Sem esse enraizamento na vivência da Palavra, correríamos o risco de andar às escuras e as nossas reflexões poderiam transformar-se em ideologia. Ao contrário, baseando-nos na prática da Palavra, construiremos a casa sobre a rocha (cf. Mt 7, 24-27) e poderemos experimentar, corno os discípulos de Emaús, a luz e a orientação surpreendente do Ressuscitado.

— Trabalhar para que o caminho seja caraterizado pela mútua escuta e a recíproca aceitação. Antes mesmo dos resultados concretos, o diálogo profundo e o verdadeiro encontro já são um valor. Com efeito, são muitas as iniciativas e potencialidades nas nossas comunidades, mas muitas vezes indivíduos e grupos correm o risco do individualismo e da autorreferencialidade. Com o seu mandamento novo, Jesus recorda-nos que «nisto conhecerão todos que sois meus discípulos: se vos amardes uns aos outros» (Jo 13, 35). Como pastores podemos fazer muito para que o amor recupere as relações e cure as lacerações que muitas vezes atingem também o tecido eclesial, para que retorne a alegria de nos sentirmos corno uma família, um só povo a caminho, filhos do mesmo Pai e, portanto, irmãos entre nós, começando pela fraternidade entre nós, sacerdotes.

— Cuidar para que o caminho não nos leve à introspecção, mas nos estimule a sair ao encontro de todos. O Papa Francisco, na Evangelii gaudium, nos deu o sonho de uma Igreja que não tem medo de sujar as mãos envolvendo-se nas feridas da humanidade, uma Igreja que caminha na escuta e ao serviço dos pobres e das periferias. Este dinamismo “em saída” ao encontro dos irmãos, com a bússola da Palavra e o fogo da caridade, realiza o grande desígnio originai do Pai: «Para que todos sejam um só!» (Jo 17, 21). Na sua ultima Encíclica Fratelli tutti, o Papa Francisco pede que nos comprometamos com os nossos irmãos e irmãs de outras Igrejas, os fiéis de outras religiões e todas as pessoas de boa vontade: fraternidade universal e amor sem exclusões, que tudo e todos devem abraçar. Como servos do Povo de Deus, estamos numa posição privilegiada para garantir que esta não permaneça uma orientação vaga e genérica, mas que se concretize onde vivemos.

Caríssimos irmãos sacerdotes, temos a certeza de que a partir destas prioridades encontrareis um modo de dar vida a iniciativas concretas, segundo as necessidades e as possibilidades, porque a sinodalidade é verdadeiramente o chamado de Deus para a Igreja do terceiro milénio. Caminharmos nesta direção não será isento de questionamentos, fatigas e suspeitas, mas podemos confiar que nos dará o cêntuplo em fraternidade e nos frutos da vida evangélica. Basta pensar no primeiro Sínodo de Jerusalém (At 15).
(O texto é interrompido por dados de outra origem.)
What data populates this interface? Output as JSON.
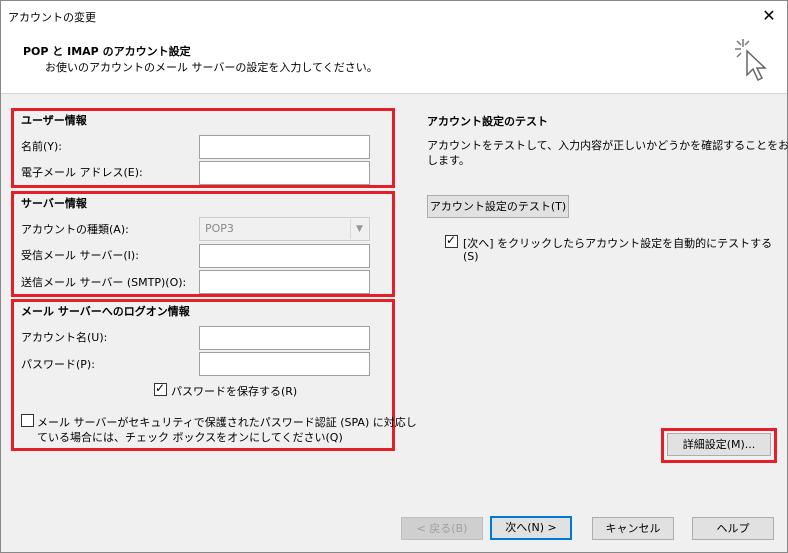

Quem sabe quanta fatiga havia nos bastidores! Mas sabemos quão decisivo foi aquele momento para a Igreja nascente!

Concluímos esta nossa carta com duas passagens do documento preparatório que nos poderão inspirar e acompanhar quase como um Vade-mécum.

«A capacidade de imaginar um futuro diferente para a Igreja e para as suas instituições, à altura da missão recebida, depende em grande parte da escolha de encetar processos de escuta, dialogo e discernimento comunitário, em que todos e cada um possam participar e contribuir» (n. 9).

«Recordamos que o objetivo do Sínodo, e por conseguinte desta consulta, não consiste em produzir documentos, mas em fazer germinar sonhos, suscitar profecias e visões, fazer florescer a esperança, estimular confiança, faixar feridas, entrançar relações, ressuscitar uma aurora de esperança, aprender uns dos outros e criar um imaginário positivo que ilumine as mentes, aqueça os corações, restitua força às mãos» (n. 32).

Agradecendo a vossa atenção, garantimos-vos as nossas orações e desejamos a vós e às vossas comunidades um alegre e frutífero caminho sinodal. Sabei que estamos próximos e a caminho convosco! E, através de nós, recebei a gratidão do Papa Francisco que também vos sente muito próximos. Confiando cada um de vós à Bem-Aventurada Virgem Maria do Bom Caminho, saudamos-vos cordialmente no Senhor Jesus!